Sally’s jaw dropped a little. “Odd coincidence, I guess.”
“It get’s even odder. They were killed the same night.”
Sally’s jaw dropped completely. “What are the odds?”
“Very long, I think.”
“It’s probably still just a coincidence,” Sally said with little conviction.
“Maybe,” he replied skeptically. “But I spoke with Jones’ mom, and she confirms that the two of them had recently gotten together for coffee.”
Sally slipped into lawyer mode. “They’re from the same hometown. So what?”
“Murdered on the same night? That in and of itself makes you wonder. But there’re other things. I’ve looked over Knapp’s other victims. Jones doesn’t fit. She’s professional. The others are working class. Jones has nothing to do with the University Avenue area. She lives down by the river and works downtown. How does Knapp run into her? She does no business in the University area, and Knapp never was downtown once in the entire time we followed him.”

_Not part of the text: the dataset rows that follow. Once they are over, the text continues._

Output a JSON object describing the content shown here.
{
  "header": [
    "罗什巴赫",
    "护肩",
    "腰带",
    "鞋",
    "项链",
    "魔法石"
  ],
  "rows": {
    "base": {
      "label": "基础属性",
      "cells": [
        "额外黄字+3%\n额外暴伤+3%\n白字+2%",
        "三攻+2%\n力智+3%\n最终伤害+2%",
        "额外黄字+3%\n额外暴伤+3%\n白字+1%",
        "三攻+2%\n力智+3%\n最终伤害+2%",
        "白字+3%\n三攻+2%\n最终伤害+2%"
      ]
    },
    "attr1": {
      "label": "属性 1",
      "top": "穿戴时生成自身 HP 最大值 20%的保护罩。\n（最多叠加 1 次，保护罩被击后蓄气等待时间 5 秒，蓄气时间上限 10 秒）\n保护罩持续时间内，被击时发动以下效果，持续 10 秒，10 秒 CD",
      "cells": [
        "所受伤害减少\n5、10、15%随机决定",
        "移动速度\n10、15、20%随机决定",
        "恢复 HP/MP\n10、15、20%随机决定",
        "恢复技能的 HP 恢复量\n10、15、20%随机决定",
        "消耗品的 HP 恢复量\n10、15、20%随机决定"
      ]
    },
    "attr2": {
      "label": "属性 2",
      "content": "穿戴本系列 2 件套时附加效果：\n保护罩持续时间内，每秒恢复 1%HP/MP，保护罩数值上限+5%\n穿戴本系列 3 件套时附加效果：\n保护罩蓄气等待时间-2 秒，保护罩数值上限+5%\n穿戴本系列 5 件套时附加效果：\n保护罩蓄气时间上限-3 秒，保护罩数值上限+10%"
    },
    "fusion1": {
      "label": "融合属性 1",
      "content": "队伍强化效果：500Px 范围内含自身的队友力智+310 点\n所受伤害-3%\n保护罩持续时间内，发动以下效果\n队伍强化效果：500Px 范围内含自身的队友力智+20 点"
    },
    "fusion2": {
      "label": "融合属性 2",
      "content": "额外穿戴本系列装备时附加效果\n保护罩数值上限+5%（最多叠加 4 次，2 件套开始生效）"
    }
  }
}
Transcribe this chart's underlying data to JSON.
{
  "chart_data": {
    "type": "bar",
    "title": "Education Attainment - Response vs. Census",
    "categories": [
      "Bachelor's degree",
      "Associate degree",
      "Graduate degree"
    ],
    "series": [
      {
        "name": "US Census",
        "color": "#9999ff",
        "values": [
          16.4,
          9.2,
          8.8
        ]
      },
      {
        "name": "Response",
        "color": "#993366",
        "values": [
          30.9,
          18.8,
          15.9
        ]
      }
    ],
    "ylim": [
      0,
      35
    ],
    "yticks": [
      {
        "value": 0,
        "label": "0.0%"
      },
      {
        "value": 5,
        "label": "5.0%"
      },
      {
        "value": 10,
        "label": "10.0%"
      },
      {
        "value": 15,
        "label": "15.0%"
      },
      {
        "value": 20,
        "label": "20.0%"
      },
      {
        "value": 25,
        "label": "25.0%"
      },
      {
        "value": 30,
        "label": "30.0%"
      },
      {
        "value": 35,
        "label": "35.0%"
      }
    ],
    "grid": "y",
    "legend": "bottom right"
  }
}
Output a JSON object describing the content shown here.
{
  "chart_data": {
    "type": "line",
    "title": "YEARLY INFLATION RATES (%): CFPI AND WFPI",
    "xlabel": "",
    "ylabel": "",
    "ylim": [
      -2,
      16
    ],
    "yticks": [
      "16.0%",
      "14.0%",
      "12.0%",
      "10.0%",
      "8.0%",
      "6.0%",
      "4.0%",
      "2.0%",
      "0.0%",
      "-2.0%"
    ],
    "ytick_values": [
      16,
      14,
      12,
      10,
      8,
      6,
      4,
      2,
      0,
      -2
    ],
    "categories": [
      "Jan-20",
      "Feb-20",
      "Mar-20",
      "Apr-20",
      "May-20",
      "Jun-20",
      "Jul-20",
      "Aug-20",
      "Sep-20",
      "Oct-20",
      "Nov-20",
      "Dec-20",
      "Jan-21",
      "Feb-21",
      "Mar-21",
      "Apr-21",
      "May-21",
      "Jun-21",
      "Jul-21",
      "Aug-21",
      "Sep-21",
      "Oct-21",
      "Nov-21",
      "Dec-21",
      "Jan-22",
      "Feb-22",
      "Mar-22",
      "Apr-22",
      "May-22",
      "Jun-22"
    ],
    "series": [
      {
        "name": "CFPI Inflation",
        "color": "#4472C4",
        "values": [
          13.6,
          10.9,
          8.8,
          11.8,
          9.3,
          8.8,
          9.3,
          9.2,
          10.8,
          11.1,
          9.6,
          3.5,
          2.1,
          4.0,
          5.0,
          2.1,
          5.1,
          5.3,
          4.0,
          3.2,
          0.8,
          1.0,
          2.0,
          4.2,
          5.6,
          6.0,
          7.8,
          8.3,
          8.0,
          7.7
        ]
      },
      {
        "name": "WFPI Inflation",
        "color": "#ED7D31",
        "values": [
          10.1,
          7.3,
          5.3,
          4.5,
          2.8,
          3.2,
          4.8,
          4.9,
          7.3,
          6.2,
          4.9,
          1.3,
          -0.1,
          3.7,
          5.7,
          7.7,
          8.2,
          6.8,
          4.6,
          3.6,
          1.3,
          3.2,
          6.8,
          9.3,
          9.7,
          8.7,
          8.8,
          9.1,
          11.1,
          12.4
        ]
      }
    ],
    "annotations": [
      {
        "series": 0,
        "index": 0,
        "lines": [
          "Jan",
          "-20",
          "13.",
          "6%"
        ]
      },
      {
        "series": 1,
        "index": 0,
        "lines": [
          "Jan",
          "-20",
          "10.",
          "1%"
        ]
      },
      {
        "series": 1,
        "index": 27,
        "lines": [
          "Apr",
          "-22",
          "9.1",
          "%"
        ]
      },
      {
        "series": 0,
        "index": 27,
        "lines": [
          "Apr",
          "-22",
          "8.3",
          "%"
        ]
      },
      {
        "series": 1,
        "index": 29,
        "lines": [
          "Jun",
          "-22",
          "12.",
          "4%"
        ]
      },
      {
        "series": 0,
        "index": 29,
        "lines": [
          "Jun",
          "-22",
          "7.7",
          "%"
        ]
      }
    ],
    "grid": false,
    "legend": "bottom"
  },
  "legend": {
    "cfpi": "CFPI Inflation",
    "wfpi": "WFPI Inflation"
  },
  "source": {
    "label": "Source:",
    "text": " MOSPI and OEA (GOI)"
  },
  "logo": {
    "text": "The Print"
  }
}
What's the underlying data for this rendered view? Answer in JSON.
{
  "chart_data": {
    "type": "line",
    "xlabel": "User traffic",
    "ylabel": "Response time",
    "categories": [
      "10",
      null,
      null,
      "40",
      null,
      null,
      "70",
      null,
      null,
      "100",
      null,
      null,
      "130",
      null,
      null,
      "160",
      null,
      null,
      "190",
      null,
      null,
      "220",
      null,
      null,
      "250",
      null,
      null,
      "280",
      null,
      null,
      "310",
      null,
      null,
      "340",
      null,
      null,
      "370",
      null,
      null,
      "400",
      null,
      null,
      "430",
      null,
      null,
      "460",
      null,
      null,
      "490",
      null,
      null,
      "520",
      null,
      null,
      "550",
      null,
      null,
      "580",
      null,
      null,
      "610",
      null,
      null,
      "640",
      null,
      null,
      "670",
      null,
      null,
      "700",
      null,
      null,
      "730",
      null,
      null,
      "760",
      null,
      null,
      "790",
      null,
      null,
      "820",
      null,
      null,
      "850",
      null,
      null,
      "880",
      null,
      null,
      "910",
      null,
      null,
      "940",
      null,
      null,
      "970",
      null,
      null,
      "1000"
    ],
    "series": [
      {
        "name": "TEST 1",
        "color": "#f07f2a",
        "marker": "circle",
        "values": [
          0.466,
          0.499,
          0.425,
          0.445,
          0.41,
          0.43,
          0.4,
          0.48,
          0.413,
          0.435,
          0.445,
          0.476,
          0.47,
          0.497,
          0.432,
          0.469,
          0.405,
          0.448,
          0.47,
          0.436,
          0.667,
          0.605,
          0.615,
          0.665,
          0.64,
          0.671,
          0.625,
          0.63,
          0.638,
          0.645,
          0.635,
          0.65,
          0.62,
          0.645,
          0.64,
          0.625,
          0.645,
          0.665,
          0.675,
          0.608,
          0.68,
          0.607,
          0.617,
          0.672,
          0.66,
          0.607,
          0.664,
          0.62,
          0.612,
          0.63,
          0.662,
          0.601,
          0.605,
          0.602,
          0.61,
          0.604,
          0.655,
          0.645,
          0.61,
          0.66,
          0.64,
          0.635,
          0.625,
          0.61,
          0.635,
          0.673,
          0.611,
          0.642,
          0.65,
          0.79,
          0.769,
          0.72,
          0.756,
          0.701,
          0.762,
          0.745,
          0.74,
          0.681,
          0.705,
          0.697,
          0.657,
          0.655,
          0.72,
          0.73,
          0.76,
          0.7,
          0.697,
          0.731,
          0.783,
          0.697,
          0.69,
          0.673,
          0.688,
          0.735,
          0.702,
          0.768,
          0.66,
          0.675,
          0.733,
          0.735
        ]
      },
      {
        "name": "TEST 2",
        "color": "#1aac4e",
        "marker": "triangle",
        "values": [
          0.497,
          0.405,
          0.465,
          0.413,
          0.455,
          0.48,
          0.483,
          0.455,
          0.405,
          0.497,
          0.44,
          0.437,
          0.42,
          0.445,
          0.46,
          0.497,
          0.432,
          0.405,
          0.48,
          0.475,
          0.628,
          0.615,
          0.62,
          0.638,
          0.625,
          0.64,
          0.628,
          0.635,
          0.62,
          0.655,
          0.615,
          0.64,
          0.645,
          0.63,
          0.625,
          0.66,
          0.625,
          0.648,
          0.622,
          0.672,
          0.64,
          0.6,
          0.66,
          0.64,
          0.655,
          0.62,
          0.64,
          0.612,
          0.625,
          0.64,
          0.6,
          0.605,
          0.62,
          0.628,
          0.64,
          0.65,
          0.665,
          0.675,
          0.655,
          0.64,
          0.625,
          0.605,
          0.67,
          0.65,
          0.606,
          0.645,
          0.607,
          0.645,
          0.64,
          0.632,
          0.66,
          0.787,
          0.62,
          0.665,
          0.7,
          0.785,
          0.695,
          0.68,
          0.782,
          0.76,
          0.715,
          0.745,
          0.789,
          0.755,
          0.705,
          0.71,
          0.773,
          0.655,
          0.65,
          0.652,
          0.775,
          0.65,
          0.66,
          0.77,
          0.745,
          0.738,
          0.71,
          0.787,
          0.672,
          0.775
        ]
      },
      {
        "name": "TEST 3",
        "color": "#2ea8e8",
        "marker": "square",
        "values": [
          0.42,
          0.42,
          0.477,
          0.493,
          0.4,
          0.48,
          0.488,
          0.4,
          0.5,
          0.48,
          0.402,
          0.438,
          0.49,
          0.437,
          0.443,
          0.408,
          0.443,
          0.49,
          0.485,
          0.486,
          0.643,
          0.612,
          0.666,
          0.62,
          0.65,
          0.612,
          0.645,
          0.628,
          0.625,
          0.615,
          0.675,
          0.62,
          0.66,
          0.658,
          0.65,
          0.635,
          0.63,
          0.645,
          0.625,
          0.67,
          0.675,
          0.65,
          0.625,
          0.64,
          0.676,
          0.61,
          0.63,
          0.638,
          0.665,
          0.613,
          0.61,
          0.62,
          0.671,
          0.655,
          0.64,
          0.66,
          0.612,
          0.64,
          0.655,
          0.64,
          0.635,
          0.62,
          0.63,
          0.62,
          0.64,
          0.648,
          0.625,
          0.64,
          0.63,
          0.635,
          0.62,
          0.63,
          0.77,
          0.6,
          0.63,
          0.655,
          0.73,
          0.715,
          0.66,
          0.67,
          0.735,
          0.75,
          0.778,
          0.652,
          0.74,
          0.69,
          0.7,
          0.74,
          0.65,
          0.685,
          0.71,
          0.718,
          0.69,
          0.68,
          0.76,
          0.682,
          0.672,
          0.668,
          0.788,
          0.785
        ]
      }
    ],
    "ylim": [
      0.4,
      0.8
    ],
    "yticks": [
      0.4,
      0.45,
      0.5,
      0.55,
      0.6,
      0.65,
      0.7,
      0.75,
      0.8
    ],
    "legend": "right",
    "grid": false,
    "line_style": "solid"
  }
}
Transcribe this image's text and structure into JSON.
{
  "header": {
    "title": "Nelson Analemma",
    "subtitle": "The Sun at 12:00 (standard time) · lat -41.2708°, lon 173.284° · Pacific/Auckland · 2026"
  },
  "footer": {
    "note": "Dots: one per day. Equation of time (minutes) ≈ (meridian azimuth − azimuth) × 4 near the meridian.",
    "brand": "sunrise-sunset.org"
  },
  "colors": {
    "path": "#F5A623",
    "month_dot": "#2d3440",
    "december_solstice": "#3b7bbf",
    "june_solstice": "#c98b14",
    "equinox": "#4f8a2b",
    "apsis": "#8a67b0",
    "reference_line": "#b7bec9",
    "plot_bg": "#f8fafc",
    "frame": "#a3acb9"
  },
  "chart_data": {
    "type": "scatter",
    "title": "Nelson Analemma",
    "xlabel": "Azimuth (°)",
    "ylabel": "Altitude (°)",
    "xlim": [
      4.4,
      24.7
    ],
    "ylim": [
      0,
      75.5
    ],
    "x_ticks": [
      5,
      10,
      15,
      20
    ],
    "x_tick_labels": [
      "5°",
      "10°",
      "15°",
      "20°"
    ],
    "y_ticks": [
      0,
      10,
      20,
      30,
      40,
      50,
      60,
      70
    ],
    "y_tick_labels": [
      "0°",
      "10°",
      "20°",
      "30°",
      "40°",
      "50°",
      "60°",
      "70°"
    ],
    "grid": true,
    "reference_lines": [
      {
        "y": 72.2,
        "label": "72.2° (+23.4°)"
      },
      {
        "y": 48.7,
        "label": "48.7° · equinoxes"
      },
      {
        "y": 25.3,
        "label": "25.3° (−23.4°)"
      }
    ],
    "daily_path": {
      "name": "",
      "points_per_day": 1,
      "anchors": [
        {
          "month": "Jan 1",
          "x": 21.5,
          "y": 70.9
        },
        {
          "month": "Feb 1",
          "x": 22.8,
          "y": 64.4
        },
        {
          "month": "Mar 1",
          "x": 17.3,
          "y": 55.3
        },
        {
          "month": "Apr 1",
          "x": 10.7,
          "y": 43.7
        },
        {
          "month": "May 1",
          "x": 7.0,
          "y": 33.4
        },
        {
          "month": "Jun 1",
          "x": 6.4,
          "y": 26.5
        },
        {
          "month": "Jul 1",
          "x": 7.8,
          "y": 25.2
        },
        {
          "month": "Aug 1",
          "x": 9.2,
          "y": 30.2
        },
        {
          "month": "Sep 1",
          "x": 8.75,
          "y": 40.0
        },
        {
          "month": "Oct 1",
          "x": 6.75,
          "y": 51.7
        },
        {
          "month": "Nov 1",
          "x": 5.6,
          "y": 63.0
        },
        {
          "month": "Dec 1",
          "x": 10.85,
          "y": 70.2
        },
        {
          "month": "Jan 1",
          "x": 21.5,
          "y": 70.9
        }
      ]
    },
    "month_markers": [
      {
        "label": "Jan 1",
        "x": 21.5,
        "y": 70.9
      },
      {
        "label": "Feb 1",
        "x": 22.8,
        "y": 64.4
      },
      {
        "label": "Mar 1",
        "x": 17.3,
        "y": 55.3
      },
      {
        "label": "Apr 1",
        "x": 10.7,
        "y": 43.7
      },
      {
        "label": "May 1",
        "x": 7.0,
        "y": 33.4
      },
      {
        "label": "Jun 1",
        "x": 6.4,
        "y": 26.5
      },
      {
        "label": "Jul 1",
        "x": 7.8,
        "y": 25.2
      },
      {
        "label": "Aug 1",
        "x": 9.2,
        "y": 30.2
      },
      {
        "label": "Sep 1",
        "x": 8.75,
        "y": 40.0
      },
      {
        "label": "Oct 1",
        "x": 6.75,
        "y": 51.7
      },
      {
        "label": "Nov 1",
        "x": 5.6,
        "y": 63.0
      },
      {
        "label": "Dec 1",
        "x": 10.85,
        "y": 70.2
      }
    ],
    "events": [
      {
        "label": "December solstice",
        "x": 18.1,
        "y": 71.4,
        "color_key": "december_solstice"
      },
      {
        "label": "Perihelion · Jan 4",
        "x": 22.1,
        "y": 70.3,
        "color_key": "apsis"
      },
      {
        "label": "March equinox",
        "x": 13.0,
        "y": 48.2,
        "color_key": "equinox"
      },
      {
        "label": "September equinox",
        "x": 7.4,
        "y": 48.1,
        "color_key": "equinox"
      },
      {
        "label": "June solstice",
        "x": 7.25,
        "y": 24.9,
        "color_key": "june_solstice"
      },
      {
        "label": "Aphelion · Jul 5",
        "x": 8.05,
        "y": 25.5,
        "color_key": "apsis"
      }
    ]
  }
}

Sally sat down, looking away at the white, concrete wall of the interview room. Quietly she said, “If you’re right, this means the Senator-”
“-Maybe didn’t do Daniels,” Mac said, equally quiet. “And Knapp didn’t do Jones.”
“So who did?”
“Good question.”
Chapter Twenty-Nine
Viper had been working around the clock, living in a minivan for what seemed like weeks. He was starting to feel all of his forty-seven years of age. Sore, achy, lethargic and just plain worn out. Kraft’s phone call didn’t exactly help. They weren’t done yet. McRyan and Kennedy’s places would need to remain infested a while longer.
He slept in late, not having set an alarm. Apparently nothing came of pillow talk between McRyan and Kennedy. If anything important had happened or been said, someone would have called.